Dia mengatakan tujuan konsolidasi itu adalah sebagai upaya untuk peningkatan mekanisme pengawasan terhadap lembaga keuangan non-bank. Usulan itu disampaikan Sultan sebagai jawaban atas penolakan masyarakat terhadap wacana pengawasan aktivitas koperasi oleh Otoritas Jasa Keuangan atau OJK melalui RUU Pengembangan dan Penguatan Sektor Keuangan atau RUU PPSK.
“Sebagai lembaga keuangan non-bank, banyak koperasi dengan reputasi yang cukup baik tumbuh dan berkembang secara eksponensial sejak Orde Baru, dengan total aset dan modal minimum yang susah menyaingi BPR bahkan BPD,” kata Sultan, Kamis (8/12).

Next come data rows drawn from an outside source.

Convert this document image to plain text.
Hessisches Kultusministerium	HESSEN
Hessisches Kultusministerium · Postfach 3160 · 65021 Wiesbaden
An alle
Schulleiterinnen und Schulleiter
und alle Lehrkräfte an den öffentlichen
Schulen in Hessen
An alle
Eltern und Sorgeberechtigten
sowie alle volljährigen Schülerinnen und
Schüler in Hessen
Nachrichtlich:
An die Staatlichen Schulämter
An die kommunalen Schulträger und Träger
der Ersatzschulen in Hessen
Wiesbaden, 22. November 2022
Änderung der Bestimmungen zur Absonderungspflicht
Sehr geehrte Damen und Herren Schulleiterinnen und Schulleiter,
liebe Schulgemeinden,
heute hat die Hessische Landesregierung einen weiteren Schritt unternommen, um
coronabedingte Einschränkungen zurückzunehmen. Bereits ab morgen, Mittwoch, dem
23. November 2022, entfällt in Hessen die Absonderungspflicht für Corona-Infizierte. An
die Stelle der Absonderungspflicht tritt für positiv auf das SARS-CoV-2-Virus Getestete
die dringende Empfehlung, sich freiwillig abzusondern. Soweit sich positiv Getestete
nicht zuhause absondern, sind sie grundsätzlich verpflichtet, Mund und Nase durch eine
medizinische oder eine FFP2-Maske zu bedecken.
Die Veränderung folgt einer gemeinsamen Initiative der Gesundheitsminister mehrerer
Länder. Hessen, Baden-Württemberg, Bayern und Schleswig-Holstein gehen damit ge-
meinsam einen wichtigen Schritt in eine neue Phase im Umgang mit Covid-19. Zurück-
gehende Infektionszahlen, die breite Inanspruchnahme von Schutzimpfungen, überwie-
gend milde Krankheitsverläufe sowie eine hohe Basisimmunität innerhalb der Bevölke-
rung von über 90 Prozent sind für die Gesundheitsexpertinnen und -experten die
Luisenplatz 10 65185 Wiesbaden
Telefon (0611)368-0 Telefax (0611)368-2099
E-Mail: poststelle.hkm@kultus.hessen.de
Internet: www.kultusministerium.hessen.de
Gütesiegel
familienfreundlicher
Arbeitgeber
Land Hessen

Menurut Senator asal Provinsi Bengukulu itu, koperasi dengan total aset dan modal yang demikian besar, cukup rentan dimanipulasi dan disalahgunakan jika tidak diawasi secara ketat oleh negara. Buktinya, banyak koperasi yang mengalami kecurangan akibat modus kejahatan keuangan yang merugikan ribuan anggotanya.
“Sehingga tak salah jika koperasi dengan total aset di atas Rp1 hingga Rp2 trilliun kita konsolidasikan atau dimerger dengan BPR atau BPD di daerah. Hal ini tentu tidak begitu sulit dilakukan, dengan negosiasi yang saling menguntungkan oleh pemerintah dan manajemen kedua jenis lembaga keuangan itu”, katanya.
Saat ini, lanjut Sultan, masih ada 11 BPD dengan modal inti di bawah Rp3 triliun. Adapun bank daerah tersebut diantaranya Bank Lampung, Bank Sulteng, Bank Jambi, Bank Bengkulu, Bank Banten, Bank Sulutgo, Bank Kalteng, Bank NTB Syariah, Bank NTT, Bank Kalsel dan Bank Kalbar.
“Saya kira BPD-BPD kritis modal ini harus ditopang secara bisnis oleh lembaga keuangan non-bank yang mengakar dalam sistem ekonomi kerakyatan seperti koperasi,” katanya. Dia menambahkan bahwa konsolidasi bisnis berorientasi kekeluargaan dan gotong-royong tersebut penting sebagai upaya penguatan ekonomi dan peningkatan pengawasan lembaga keuangan di daerah.